BMO Capital Markets analyst Jared Dziuba said the latest
well is the fourth one to turn up dry in its 2013 Indonesian
"Aside from a lack of exploration success to-date, funding
concerns continue to weigh on the company, particularly ahead of
a convertible note repayment in December," Dziuba added.
Earlier this week, Niko reported a dry well in Trinidad,
hurting the company's plans to raise output outside India where
it is grappling with falling volumes.
Niko and partner ENI SpA abandoned another
Indonesian well in September.
The Canadian company started an extensive drilling program
in September in Indonesia where it has production-sharing
contracts on 22 offshore blocks.
"This dry well was very disappointing and will lead to
downward pressure on the share price for the foreseeable
future," Cannacord Genuity analyst Christopher Brown said.

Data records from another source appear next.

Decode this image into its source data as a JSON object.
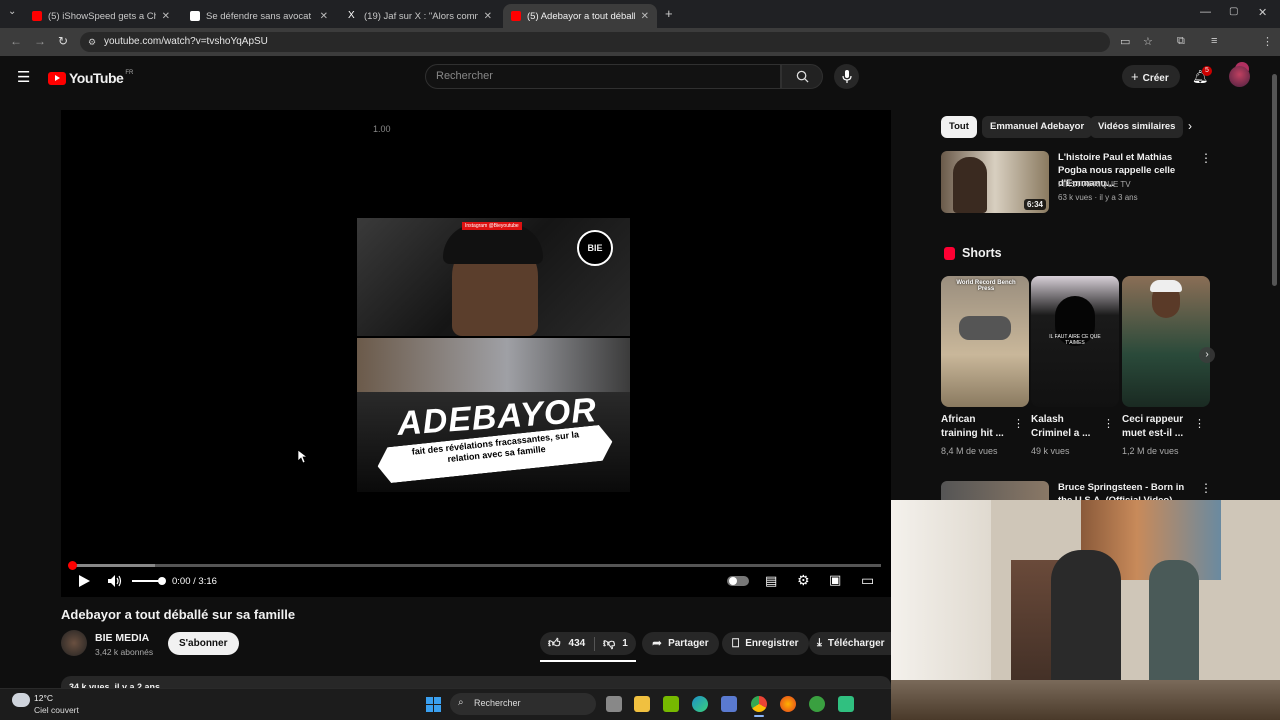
{
  "browser": {
    "tabs": [
      {
        "title": "(5) iShowSpeed gets a Chinese"
      },
      {
        "title": "Se défendre sans avocat - Pierr"
      },
      {
        "title": "(19) Jaf sur X : \"Alors comment"
      },
      {
        "title": "(5) Adebayor a tout déballé sur"
      }
    ],
    "url": "youtube.com/watch?v=tvshoYqApSU"
  },
  "header": {
    "logo_text": "YouTube",
    "region": "FR",
    "search_placeholder": "Rechercher",
    "create_label": "Créer",
    "notif_count": "5"
  },
  "player": {
    "speed_label": "1.00",
    "thumb_banner": "Instagram @Bieyoutube",
    "thumb_badge": "BIE",
    "thumb_headline": "ADEBAYOR",
    "thumb_subtitle": "fait des révélations fracassantes, sur la relation avec sa famille",
    "time": "0:00 / 3:16"
  },
  "video": {
    "title": "Adebayor a tout déballé sur sa famille",
    "channel": "BIE MEDIA",
    "subscribers": "3,42 k abonnés",
    "subscribe_label": "S'abonner",
    "likes": "434",
    "dislikes": "1",
    "share_label": "Partager",
    "save_label": "Enregistrer",
    "download_label": "Télécharger",
    "meta": "34 k vues  il y a 2 ans"
  },
  "sidebar": {
    "chips": [
      "Tout",
      "Emmanuel Adebayor",
      "Vidéos similaires"
    ],
    "rec1": {
      "title": "L'histoire Paul et Mathias Pogba nous rappelle celle d'Emmanu...",
      "channel": "FIRST AFRIQUE TV",
      "stats": "63 k vues · il y a 3 ans",
      "duration": "6:34"
    },
    "shorts_title": "Shorts",
    "shorts": [
      {
        "title": "African training hit ...",
        "views": "8,4 M de vues",
        "overlay": "World Record Bench Press"
      },
      {
        "title": "Kalash Criminel a ...",
        "views": "49 k vues",
        "overlay": "IL FAUT AIRE CE QUE T'AIMES"
      },
      {
        "title": "Ceci rappeur muet est-il ...",
        "views": "1,2 M de vues",
        "overlay": ""
      }
    ],
    "rec2": {
      "title": "Bruce Springsteen - Born in the U.S.A. (Official Video)"
    }
  },
  "taskbar": {
    "temp": "12°C",
    "weather": "Ciel couvert",
    "search_placeholder": "Rechercher"
  },
  "colors": {
    "bg": "#0f0f0f",
    "accent_red": "#ff0000",
    "chip_bg": "#272727"
  }
}
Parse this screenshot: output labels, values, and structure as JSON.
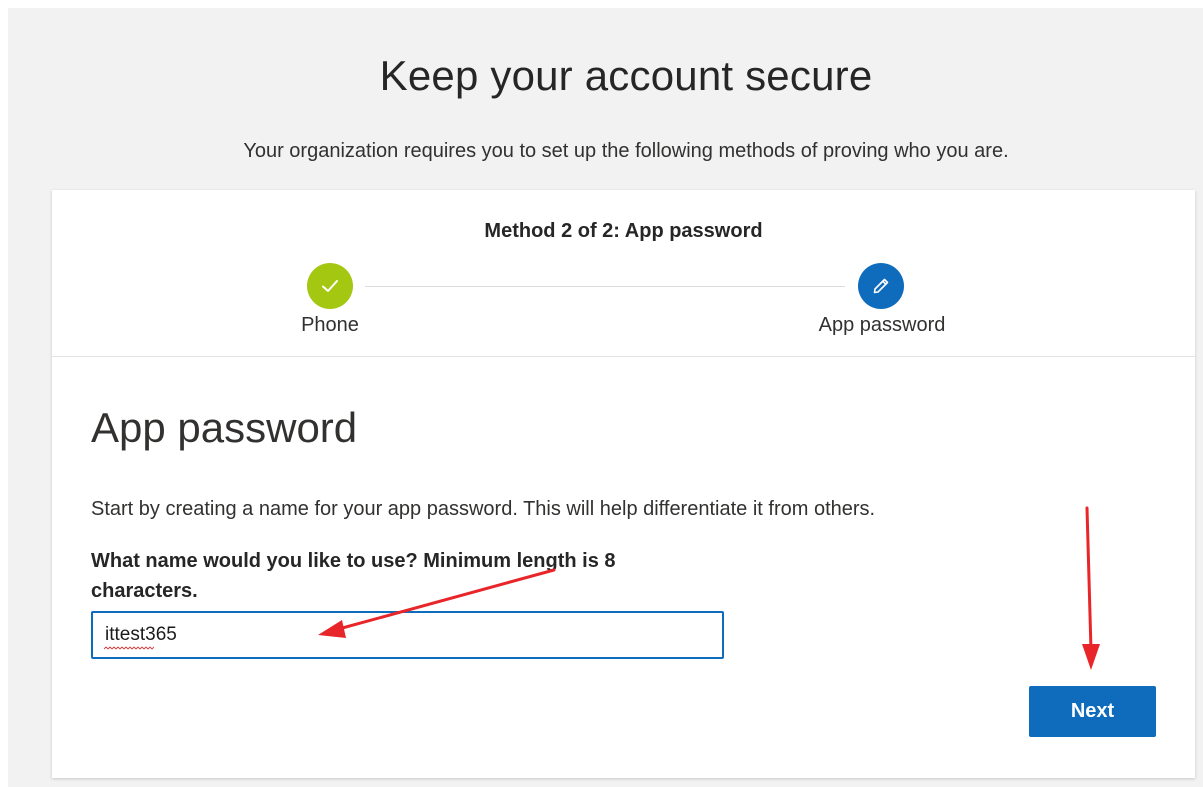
{
  "page": {
    "title": "Keep your account secure",
    "subtitle": "Your organization requires you to set up the following methods of proving who you are."
  },
  "progress": {
    "heading": "Method 2 of 2: App password",
    "steps": [
      {
        "label": "Phone",
        "status": "completed",
        "icon": "checkmark-icon",
        "color": "#a4c712"
      },
      {
        "label": "App password",
        "status": "current",
        "icon": "pencil-icon",
        "color": "#0f6cbd"
      }
    ]
  },
  "form": {
    "section_title": "App password",
    "instructions": "Start by creating a name for your app password. This will help differentiate it from others.",
    "field_label": "What name would you like to use? Minimum length is 8 characters.",
    "field_value": "ittest365",
    "next_label": "Next"
  },
  "annotations": {
    "arrow_color": "#e8262a",
    "arrows": [
      "points-to-name-input",
      "points-to-next-button"
    ]
  },
  "colors": {
    "accent": "#0f6cbd",
    "success": "#a4c712",
    "background": "#f2f2f2"
  }
}
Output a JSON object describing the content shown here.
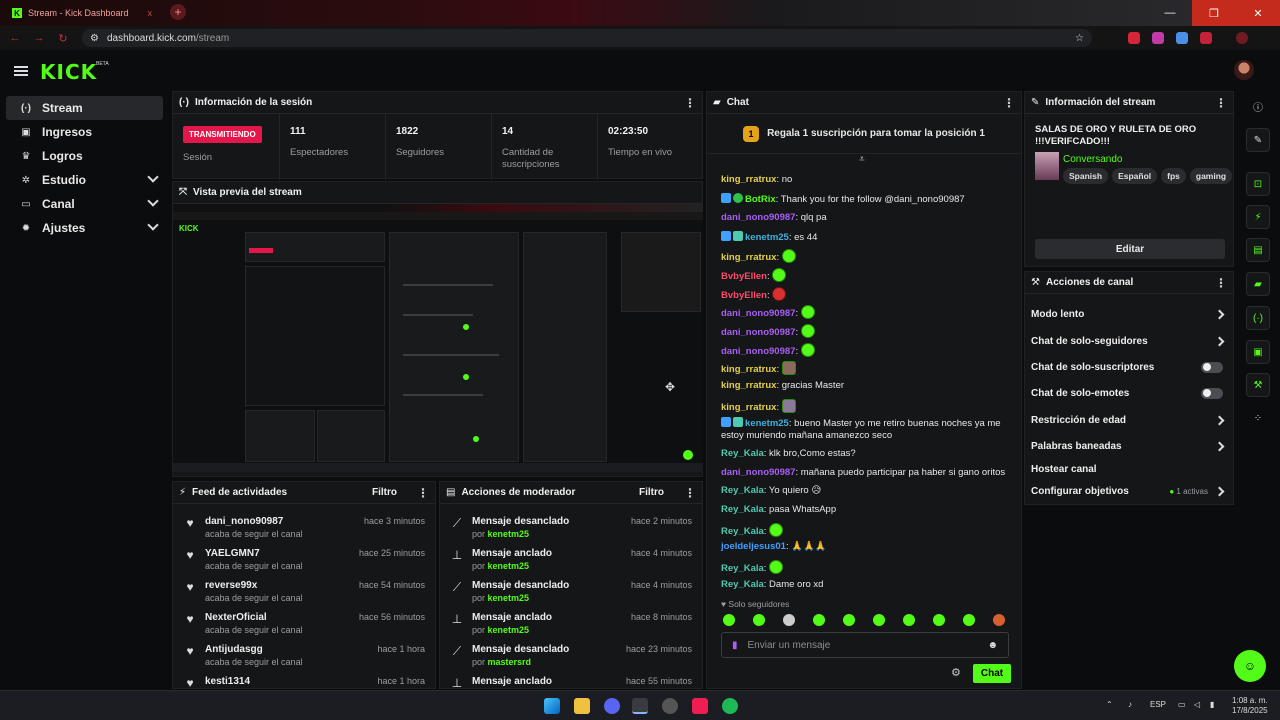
{
  "browser": {
    "tab_title": "Stream - Kick Dashboard",
    "tab_close": "x",
    "new_tab": "+",
    "url_host": "dashboard.kick.com",
    "url_path": "/stream",
    "minimize": "—",
    "maximize": "❐",
    "close": "✕"
  },
  "app": {
    "logo": "KICK",
    "beta": "BETA"
  },
  "sidebar": {
    "items": [
      {
        "label": "Stream",
        "icon": "broadcast-icon"
      },
      {
        "label": "Ingresos",
        "icon": "money-icon"
      },
      {
        "label": "Logros",
        "icon": "trophy-icon"
      },
      {
        "label": "Estudio",
        "icon": "studio-icon"
      },
      {
        "label": "Canal",
        "icon": "channel-icon"
      },
      {
        "label": "Ajustes",
        "icon": "gear-icon"
      }
    ]
  },
  "session": {
    "title": "Información de la sesión",
    "live_badge": "TRANSMITIENDO",
    "status_label": "Sesión",
    "stats": [
      {
        "value": "111",
        "label": "Espectadores"
      },
      {
        "value": "1822",
        "label": "Seguidores"
      },
      {
        "value": "14",
        "label": "Cantidad de suscripciones"
      },
      {
        "value": "02:23:50",
        "label": "Tiempo en vivo"
      }
    ]
  },
  "preview": {
    "title": "Vista previa del stream"
  },
  "feed": {
    "title": "Feed de actividades",
    "filter": "Filtro",
    "items": [
      {
        "name": "dani_nono90987",
        "sub": "acaba de seguir el canal",
        "time": "hace 3 minutos"
      },
      {
        "name": "YAELGMN7",
        "sub": "acaba de seguir el canal",
        "time": "hace 25 minutos"
      },
      {
        "name": "reverse99x",
        "sub": "acaba de seguir el canal",
        "time": "hace 54 minutos"
      },
      {
        "name": "NexterOficial",
        "sub": "acaba de seguir el canal",
        "time": "hace 56 minutos"
      },
      {
        "name": "Antijudasgg",
        "sub": "acaba de seguir el canal",
        "time": "hace 1 hora"
      },
      {
        "name": "kesti1314",
        "sub": "",
        "time": "hace 1 hora"
      }
    ]
  },
  "mod": {
    "title": "Acciones de moderador",
    "filter": "Filtro",
    "by": "por",
    "items": [
      {
        "action": "Mensaje desanclado",
        "by": "kenetm25",
        "time": "hace 2 minutos"
      },
      {
        "action": "Mensaje anclado",
        "by": "kenetm25",
        "time": "hace 4 minutos"
      },
      {
        "action": "Mensaje desanclado",
        "by": "kenetm25",
        "time": "hace 4 minutos"
      },
      {
        "action": "Mensaje anclado",
        "by": "kenetm25",
        "time": "hace 8 minutos"
      },
      {
        "action": "Mensaje desanclado",
        "by": "mastersrd",
        "time": "hace 23 minutos"
      },
      {
        "action": "Mensaje anclado",
        "by": "",
        "time": "hace 55 minutos"
      }
    ]
  },
  "chat": {
    "title": "Chat",
    "promo": "Regala 1 suscripción para tomar la posición 1",
    "promo_rank": "1",
    "messages": [
      {
        "user": "king_rratrux",
        "text": ": no"
      },
      {
        "user": "BotRix",
        "text": ": Thank you for the follow @dani_nono90987"
      },
      {
        "user": "dani_nono90987",
        "text": ": qlq pa"
      },
      {
        "user": "kenetm25",
        "text": ": es 44"
      },
      {
        "user": "king_rratrux",
        "text": ":"
      },
      {
        "user": "BvbyEllen",
        "text": ":"
      },
      {
        "user": "BvbyEllen",
        "text": ":"
      },
      {
        "user": "dani_nono90987",
        "text": ":"
      },
      {
        "user": "dani_nono90987",
        "text": ":"
      },
      {
        "user": "dani_nono90987",
        "text": ":"
      },
      {
        "user": "king_rratrux",
        "text": ":"
      },
      {
        "user": "king_rratrux",
        "text": ": gracias Master"
      },
      {
        "user": "king_rratrux",
        "text": ":"
      },
      {
        "user": "kenetm25",
        "text": ": bueno Master yo me retiro buenas noches ya me estoy muriendo mañana amanezco seco"
      },
      {
        "user": "Rey_Kala",
        "text": ": klk bro,Como estas?"
      },
      {
        "user": "dani_nono90987",
        "text": ": mañana puedo participar pa haber si gano oritos"
      },
      {
        "user": "Rey_Kala",
        "text": ": Yo quiero 😥"
      },
      {
        "user": "Rey_Kala",
        "text": ": pasa WhatsApp"
      },
      {
        "user": "Rey_Kala",
        "text": ":"
      },
      {
        "user": "joeldeljesus01",
        "text": ": 🙏🙏🙏"
      },
      {
        "user": "Rey_Kala",
        "text": ":"
      },
      {
        "user": "Rey_Kala",
        "text": ": Dame oro xd"
      }
    ],
    "followers_only": "♥ Solo seguidores",
    "input_placeholder": "Enviar un mensaje",
    "send": "Chat"
  },
  "stream_info": {
    "title": "Información del stream",
    "stream_title": "SALAS DE ORO Y RULETA DE ORO !!!VERIFCADO!!!",
    "category": "Conversando",
    "tags": [
      "Spanish",
      "Español",
      "fps",
      "gaming"
    ],
    "edit": "Editar"
  },
  "channel_actions": {
    "title": "Acciones de canal",
    "items": [
      {
        "label": "Modo lento",
        "control": "chevron"
      },
      {
        "label": "Chat de solo-seguidores",
        "control": "chevron"
      },
      {
        "label": "Chat de solo-suscriptores",
        "control": "toggle"
      },
      {
        "label": "Chat de solo-emotes",
        "control": "toggle"
      },
      {
        "label": "Restricción de edad",
        "control": "chevron"
      },
      {
        "label": "Palabras baneadas",
        "control": "chevron"
      },
      {
        "label": "Hostear canal",
        "control": "none"
      },
      {
        "label": "Configurar objetivos",
        "control": "chevron"
      }
    ],
    "goals_active": "1 activas"
  },
  "taskbar": {
    "lang": "ESP",
    "time": "1:08 a. m.",
    "date": "17/8/2025"
  },
  "colors": {
    "brand": "#53fc18",
    "live": "#e5174a",
    "panel": "#151617"
  }
}
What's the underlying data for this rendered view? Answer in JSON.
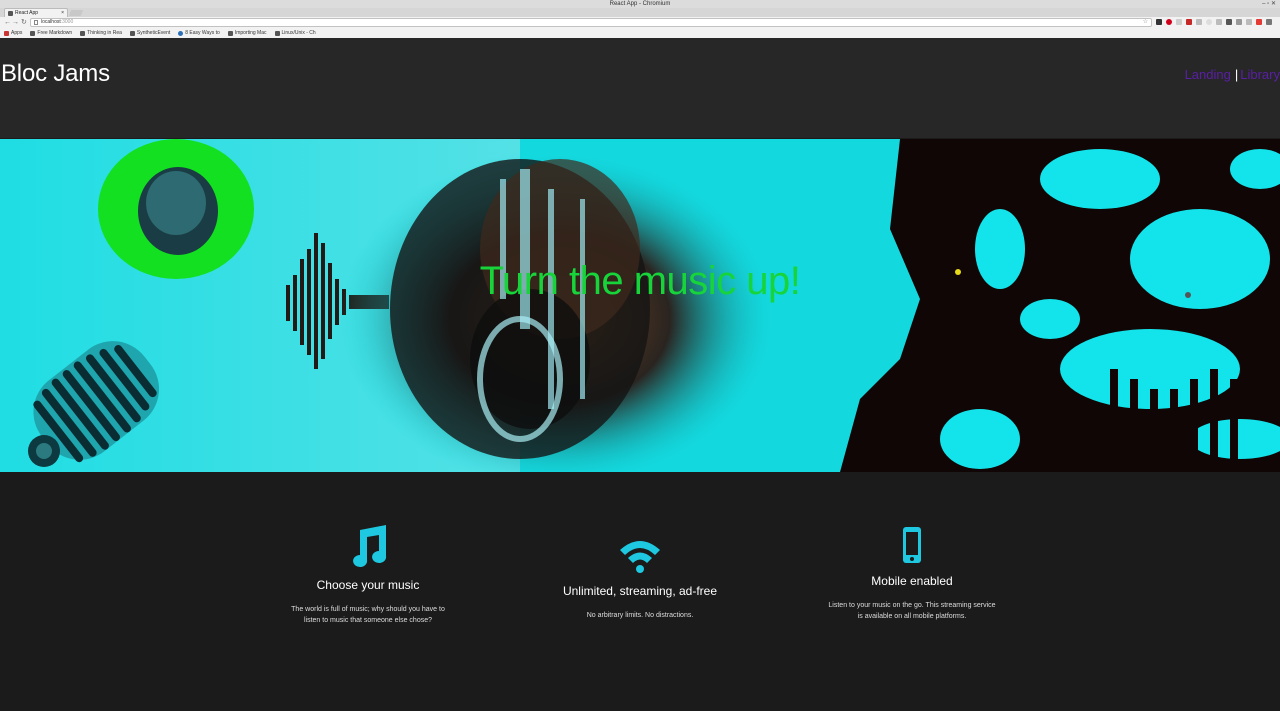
{
  "browser": {
    "window_title": "React App - Chromium",
    "tab_title": "React App",
    "url_host": "localhost",
    "url_port": ":3000",
    "bookmarks": [
      "Apps",
      "Free Markdown",
      "Thinking in Rea",
      "SyntheticEvent",
      "8 Easy Ways to",
      "Importing Mac",
      "Linux/Unix - Ch"
    ]
  },
  "navbar": {
    "brand": "Bloc Jams",
    "links": {
      "landing": "Landing",
      "separator": "|",
      "library": "Library"
    }
  },
  "hero": {
    "title": "Turn the music up!"
  },
  "features": [
    {
      "icon": "music-note-icon",
      "title": "Choose your music",
      "text_lines": [
        "The world is full of music; why should you have to",
        "listen to music that someone else chose?"
      ]
    },
    {
      "icon": "wifi-icon",
      "title": "Unlimited, streaming, ad-free",
      "text_lines": [
        "No arbitrary limits. No distractions."
      ]
    },
    {
      "icon": "mobile-phone-icon",
      "title": "Mobile enabled",
      "text_lines": [
        "Listen to your music on the go. This streaming service",
        "is available on all mobile platforms."
      ]
    }
  ],
  "colors": {
    "page_bg": "#1b1b1b",
    "navbar_bg": "#272727",
    "link": "#5a1fa6",
    "hero_title": "#16d43a",
    "icon_accent": "#1ec8e0",
    "hero_cyan": "#0fd6dc"
  }
}
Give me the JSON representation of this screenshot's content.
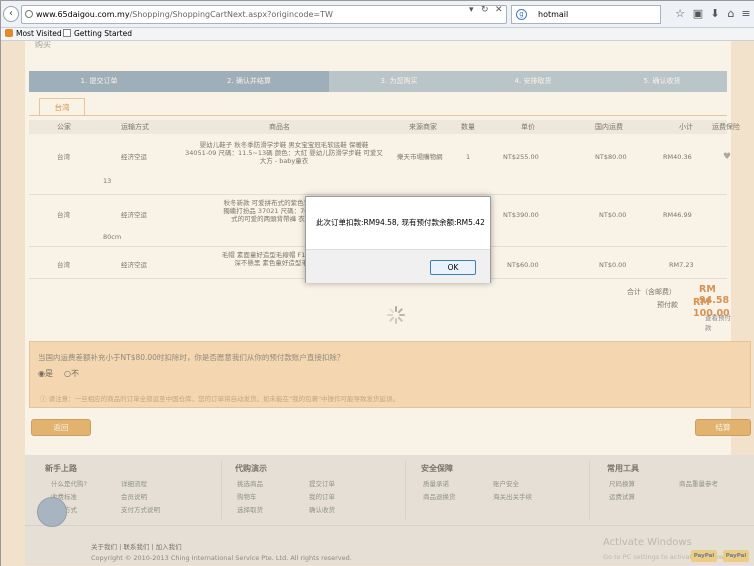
{
  "browser": {
    "url_host": "www.65daigou.com.my",
    "url_path": "/Shopping/ShoppingCartNext.aspx?origincode=TW",
    "search_value": "hotmail",
    "bookmarks": [
      "Most Visited",
      "Getting Started"
    ]
  },
  "page": {
    "header_fragment": "购买",
    "steps": [
      "1. 提交订单",
      "2. 确认并结算",
      "3. 为您购买",
      "4. 安排取货",
      "5. 确认收货"
    ],
    "country_tab": "台湾",
    "table_headers": [
      "公家",
      "运输方式",
      "商品名",
      "来源商家",
      "数量",
      "单价",
      "国内运费",
      "小计",
      "运费保险"
    ],
    "rows": [
      {
        "country": "台湾",
        "shipping": "经济空运",
        "desc": [
          "婴幼儿鞋子 秋冬季防滑学步鞋 男女宝宝冠毛软底鞋 保暖鞋",
          "34051-09 尺碼：11.5~13碼 颜色：大紅 婴幼儿防滑学步鞋 可爱又",
          "大方 - baby童衣"
        ],
        "extra": "13",
        "seller": "樂天市場購物網",
        "qty": "1",
        "price": "NT$255.00",
        "domestic": "NT$80.00",
        "subtotal": "RM40.36"
      },
      {
        "country": "台湾",
        "shipping": "经济空运",
        "desc": [
          "秋冬新款 可爱拼布式的紫色背帶褲 搭配...",
          "獨繼打扮品 37021 尺碼：70~80cm顏...",
          "式的可爱的两頭背帶褲 衣服圓潤等..."
        ],
        "extra": "80cm",
        "seller": "",
        "qty": "",
        "price": "NT$390.00",
        "domestic": "NT$0.00",
        "subtotal": "RM46.99"
      },
      {
        "country": "台湾",
        "shipping": "经济空运",
        "desc": [
          "毛帽 素面童好造型毛線帽 F1060 [藍/黑]...",
          "深不懸黑 素色童好造型毛線時尚..."
        ],
        "extra": "",
        "seller": "",
        "qty": "",
        "price": "NT$60.00",
        "domestic": "NT$0.00",
        "subtotal": "RM7.23"
      }
    ],
    "total_label": "合计（含邮费）",
    "total_value": "RM 94.58",
    "prepaid_label": "预付款",
    "prepaid_value": "RM 100.00",
    "view_prepaid": "查看预付款",
    "balance_question": "当国内运费差额补充小于NT$80.00时扣除时，你是否愿意我们从你的预付款账户直接扣除？",
    "radio_yes": "是",
    "radio_no": "不",
    "note": "请注意：一旦相应的商品的订单全部运至中国仓库，您的订单将自动发货。如未能在\"我的包裹\"中操作可能导致发货延误。",
    "back_button": "返回",
    "checkout_button": "结算"
  },
  "footer": {
    "columns": [
      {
        "title": "新手上路",
        "links": [
          "什么是代购?",
          "收费标准",
          "取货方式",
          "详细流程",
          "会员说明",
          "支付方式说明"
        ]
      },
      {
        "title": "代购演示",
        "links": [
          "挑选商品",
          "购物车",
          "选择取货",
          "提交订单",
          "我的订单",
          "确认收货"
        ]
      },
      {
        "title": "安全保障",
        "links": [
          "质量承诺",
          "商品退换货",
          "账户安全",
          "海关出关手续"
        ]
      },
      {
        "title": "常用工具",
        "links": [
          "尺码换算",
          "运费试算",
          "商品重量参考"
        ]
      }
    ],
    "about": "关于我们 | 联系我们 | 加入我们",
    "copyright": "Copyright © 2010-2013 Ching International Service Pte. Ltd. All rights reserved.",
    "activate_title": "Activate Windows",
    "activate_sub": "Go to PC settings to activate Windows.",
    "paypal": [
      "PayPal",
      "PayPal"
    ]
  },
  "dialog": {
    "message": "此次订单扣款:RM94.58, 现有预付款余额:RM5.42",
    "ok_label": "OK"
  }
}
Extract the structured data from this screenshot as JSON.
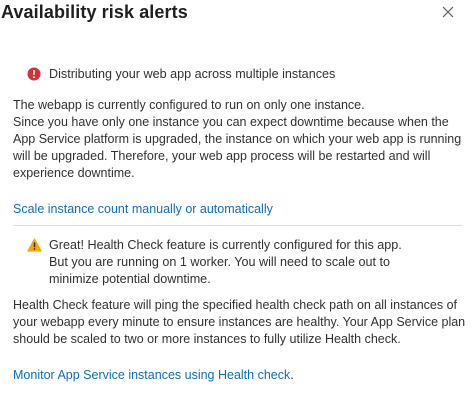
{
  "panel": {
    "title": "Availability risk alerts",
    "close_label": "Close"
  },
  "error_alert": {
    "icon": "error-circle-icon",
    "color": "#d13438",
    "text": "Distributing your web app across multiple instances"
  },
  "paragraph_1": {
    "lines": [
      "The webapp is currently configured to run on only one instance.",
      "Since you have only one instance you can expect downtime because when the",
      "App Service platform is upgraded, the instance on which your web app is running",
      "will be upgraded. Therefore, your web app process will be restarted and will",
      "experience downtime."
    ]
  },
  "scale_link": {
    "text": "Scale instance count manually or automatically"
  },
  "warning_alert": {
    "icon": "warning-triangle-icon",
    "color": "#f7a600",
    "lines": [
      "Great! Health Check feature is currently configured for this app.",
      "But you are running on 1 worker. You will need to scale out to",
      "minimize potential downtime."
    ]
  },
  "paragraph_2": {
    "lines": [
      "Health Check feature will ping the specified health check path on all instances of",
      "your webapp every minute to ensure instances are healthy. Your App Service plan",
      "should be scaled to two or more instances to fully utilize Health check."
    ]
  },
  "monitor_link": {
    "text": "Monitor App Service instances using Health check",
    "suffix": "."
  },
  "colors": {
    "link": "#0f6cbd",
    "text": "#323130",
    "divider": "#e1dfdd"
  }
}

Shares of the Calgary, Alberta-based company were down 16
percent at C$9.95 in early trade on the Toronto Stock Exchange
on Friday. As of Thursday, they had lost about 79 percent of
their value in the preceding 12 months.
Niko said it now plans to begin drilling the Ajek-1 well in
the West Papua region of eastern Indonesia.
The company also operates in Bangladesh, Pakistan,
Madagascar and the Kurdistan region of Iraq.